The gravamen of the offence with which the appellant was charged was his obtaining access to the Hospital's computer with a specific view in mind. The actus reus of the offence was the access to the Hospital's RIS and this admittedly took place on 3 April while he was in the Hospital. The prosecution did not rely on his making a printout from the computer or his transmission of a copy by fax to the newspapers. These of course came after his access to the computer and at a later stage. The printout and the fax were only evidence which might cast light on his state of mind at the time of his access to the computer. There was evidence (and this came on his own admission) that at the time of his access into the computer on 3 April, he had decided to print out a copy and to leak it to the press. That was the purpose of his access on the second occasion. He had in fact committed the actus reus of the offence by obtaining access to the computer on the previous day. But it could be argued that on that previous occasion, he was doing it out of curiosity and without a view to dishonest gain to himself.

The situation on 3 April is quite different. On this later occasion, he gained access to the computer for a specific purpose : to obtain information in the form of a printout of the CT scan report for the purpose of sending it to the newspapers. The question is whether that was with a view to dishonest gain. If it is, then it falls within s.161(1)(c).
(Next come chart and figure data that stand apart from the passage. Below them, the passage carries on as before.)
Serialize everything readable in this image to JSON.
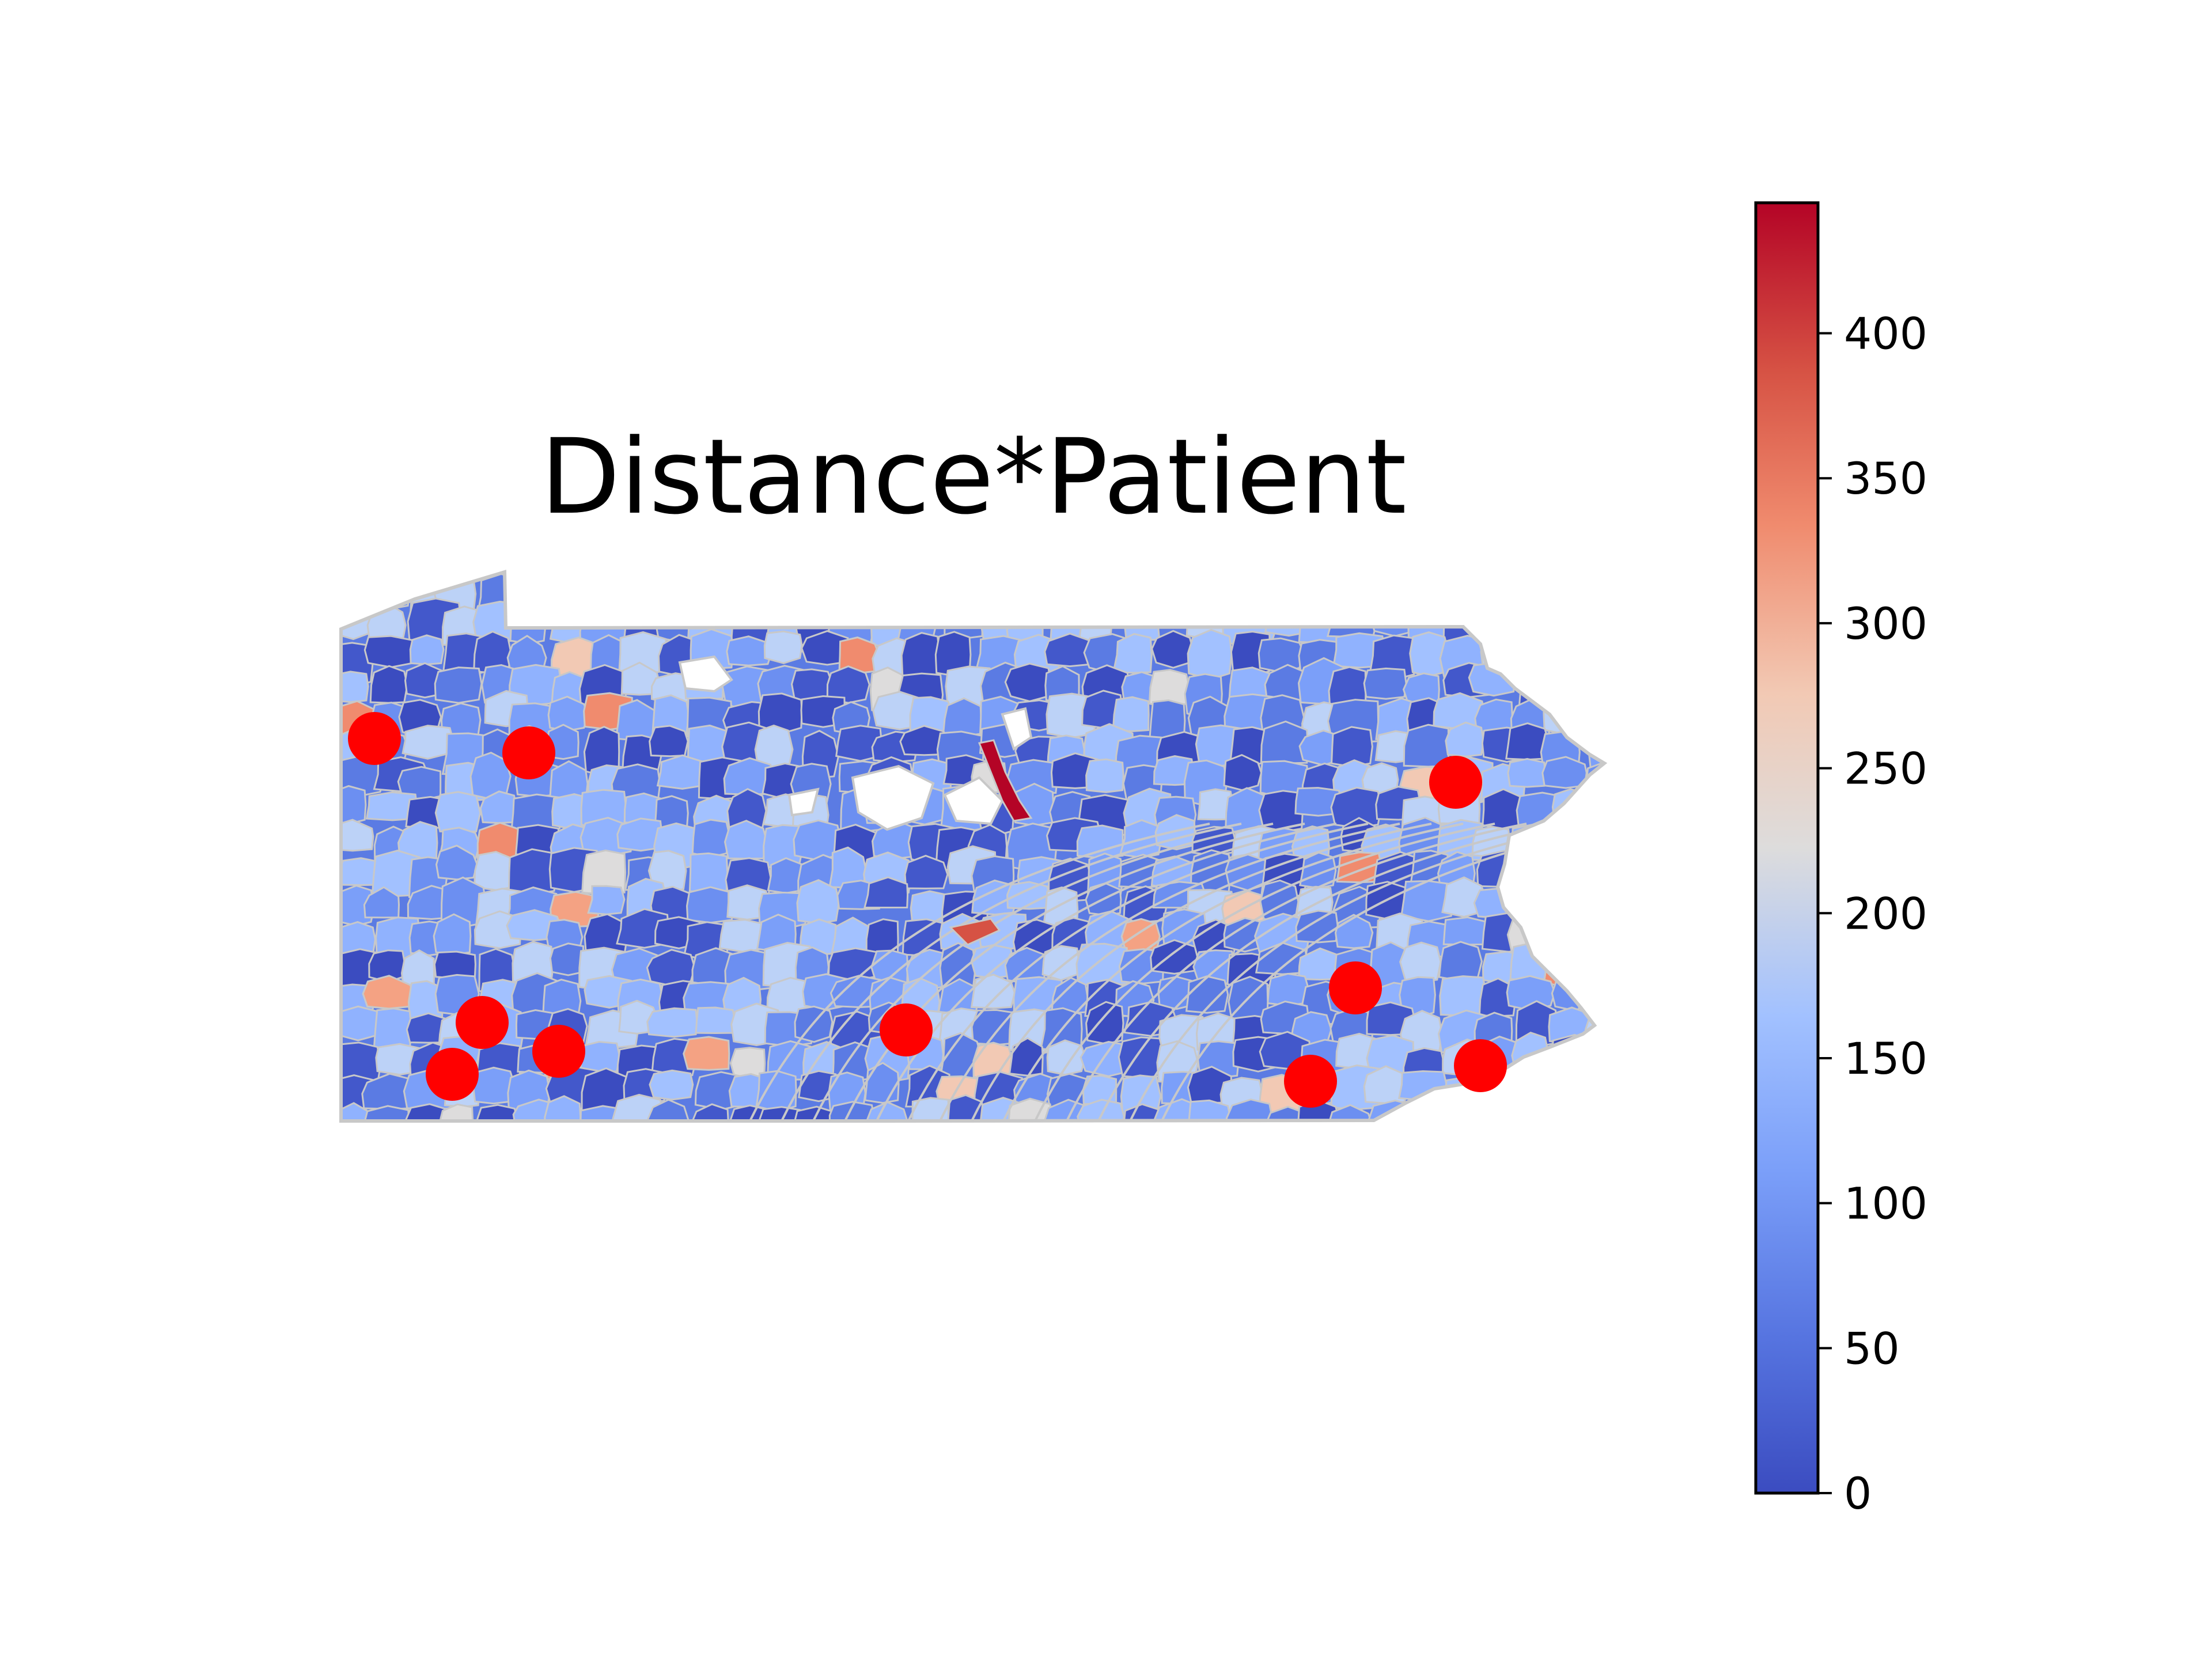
{
  "title": "Distance*Patient",
  "map": {
    "region_type": "zip-code areas",
    "boundary_color": "#c8c8c8",
    "missing_color": "#ffffff",
    "marker_color": "#ff0000",
    "marker_icon": "filled-circle",
    "marker_count": 11
  },
  "colorbar": {
    "colormap": "coolwarm",
    "low_color": "#3b4cc0",
    "mid_color": "#dddddd",
    "high_color": "#b40426",
    "range": [
      0,
      445
    ],
    "tick_values": [
      0,
      50,
      100,
      150,
      200,
      250,
      300,
      350,
      400
    ],
    "tick_labels": [
      "0",
      "50",
      "100",
      "150",
      "200",
      "250",
      "300",
      "350",
      "400"
    ]
  }
}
The fact that he did it because he thought "the public have the right to know the truth" or he wanted to reveal the Government's "lies" is merely his motive. For the purpose of a s.161 offence, there is or should be any difference between gaining access without authority and gaining access in excess of authority. The section makes no distinction between the two.
The Court was satisfied that any ordinary and reasonable person would have considered such conduct as not only discreditable, dishonourable or inappropriate, but also dishonest and reprehensible . It is not only conduct which people would dislike or detest but conduct which they would regard as wrong and totally unacceptable.

In the circumstances of the case, it is not difficult to draw the inference, which is the only reasonable inference, that the appellant knew and must have realised that it was dishonest conduct to have access into the computer, print out a copy and leak it to the press.

Conclusion

For these reasons, I take the view that the learned magistrate had come to the right conclusion. There was access into the computer by the appellant. He did it in excess of his authority. At the time he did so, he intended to obtain the confidential information in the computer for the purpose of and with a view to printing out a copy and leaking it to the press. That is a gain within the definition in section 161. It was dishonest conduct and he knew it was dishonest. There is no merit in the appeal against conviction and it must be dismissed.

Sentence: Community Service Order substituting 6-month of imprisonment

The appeal against sentence was allowed. The Court set aside the sentence of 6 months imprisonment and ordered that the appellant should serve 100 hours of community service within the next 12 months in accordance with the directions of the probation officer.